For the first time since 2020, the industry’s turnover fell below €100 billion. Taking into account turnover generated by telephone, fax, or other ordering channels, total sales in 2023 amounted to €93.6 billion.
“We expect the German e-commerce market to bottom out within this year. The fourth quarter of 2023, with a decline of 7.1%, was the first quarter since early summer 2022 with a single-digit decline and indicates sales stabilisation in the future. Last year saw strong e-commerce in categories such as clothing and entertainment, where German consumers particularly saved. However, it remains popular across all age groups, enjoys consistently excellent customer ratings, and maintains its role as a pioneer,” comments Gero Furchheim, chairman of bevh and spokesman for the management board of Cairo AG.
Big drops in turnover across the board
In the case of the D2C sales model, turnover decreased by 11.1% compared to the previous year. Marketplaces and online sellers saw a decline of 8.5% and 14.7%, respectively. The most visible declines in turnover were in multi-channel sales, which fell by 18.1%. However, this is due to the fact that customers used stationary sales points more often again.
Low-cost overseas suppliers may benefit
The economic crisis has also changed consumer behavior. More and more German customers are willing to buy cheaper but well-kept used goods (second hand or so-called “preloved goods”). Among respondents aged 19 to 29, as many as 18.4% declared that they “often” and 31.9% “occasionally” buy used goods online. Among people aged 30 to 39, 11.7% and 40.1% said so respectively.
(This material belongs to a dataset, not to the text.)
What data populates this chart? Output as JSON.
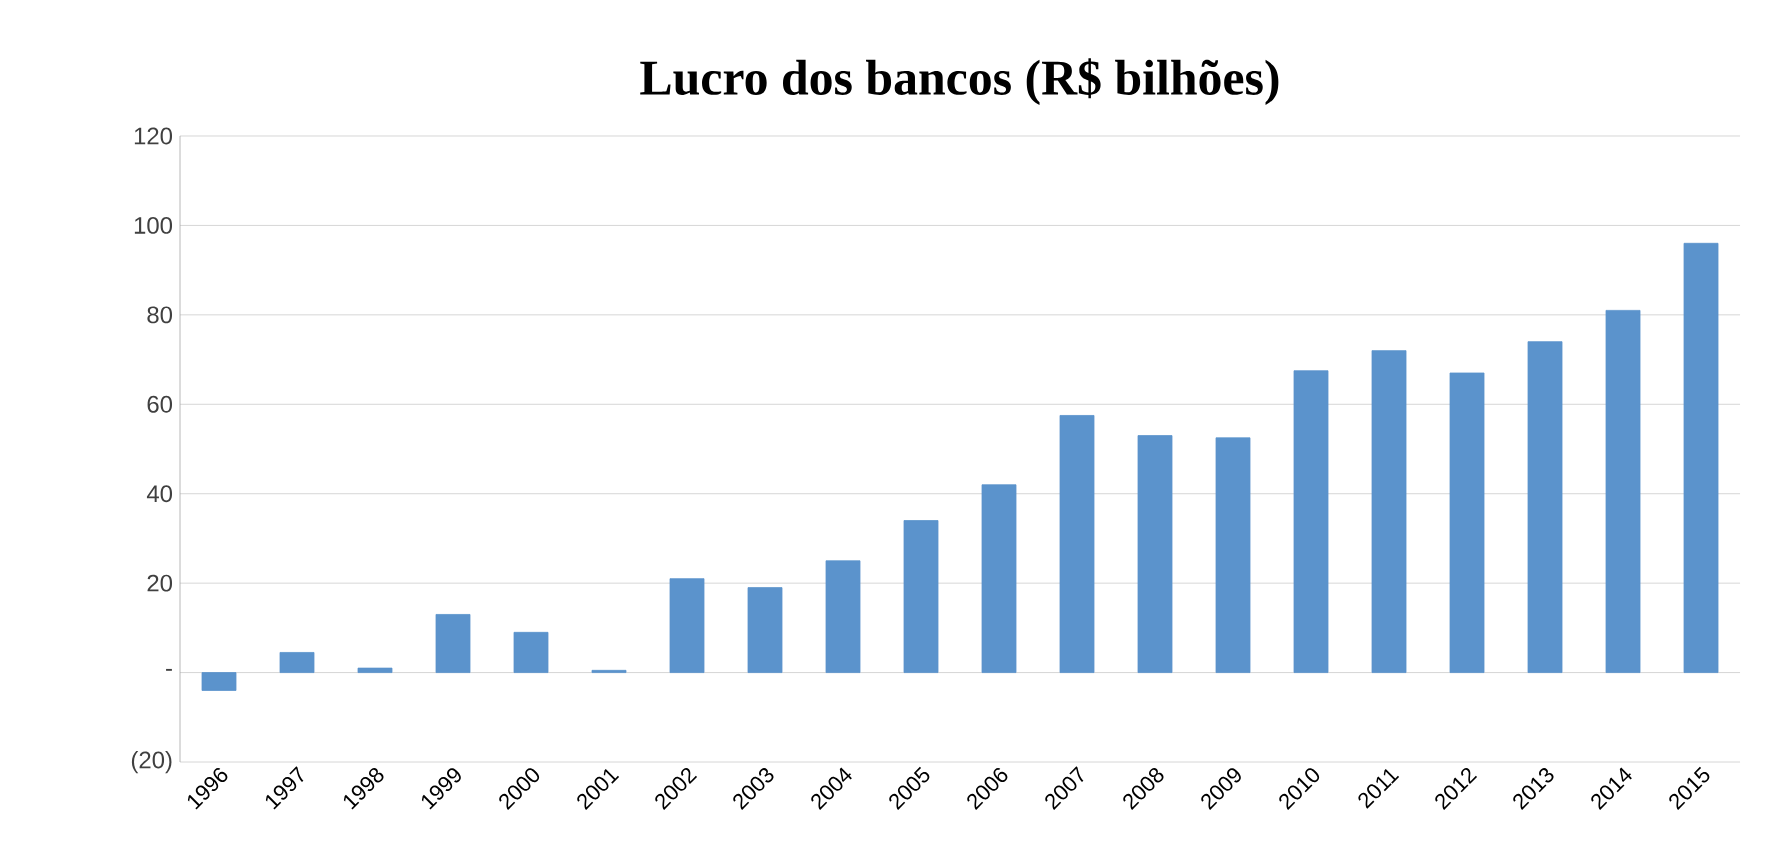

There is also a noticeable tendency among consumers to buy in foreign stores if the prices there are lower, with 22.1% respondents “fully” agreeing with this statement. This is much more than in the comparative study from 2022 (when it was 16.8%). In total, 61% of customers would “prefer” or “fully prefer” a foreign supplier if purchasing from them was cheaper.
In fact, Chinese suppliers in particular are becoming increasingly popular in Germany. For example, Temu is currently the absolute leader among free applications.
However, in an interview for SWR, Richard C. Geibel, managing director of the E-Commerce Institute in Cologne, expressed concerns that Chinese suppliers, such as the aforementioned Temu, or Shein, may flood the market with cheap products.
Glimmers of optimism on the horizon
The joint forecast of bevh and EHI Retail Institute assumes that the prospects for the e-commerce market will improve during 2024. It is estimated that the nominal increase in turnover throughout the year will amount to 2%.
For many entrepreneurs, in the coming months it will be important not only to survive, but also to create the basis for new growth, emphasises bevh.
“Companies that now streamline their processes, optimise costs, and focus even more on customer needs have a chance to emerge from the crisis stronger and grow faster than the general trend in trade,” says Lars Hofacker, head of e-commerce research at EHI Retail Institute.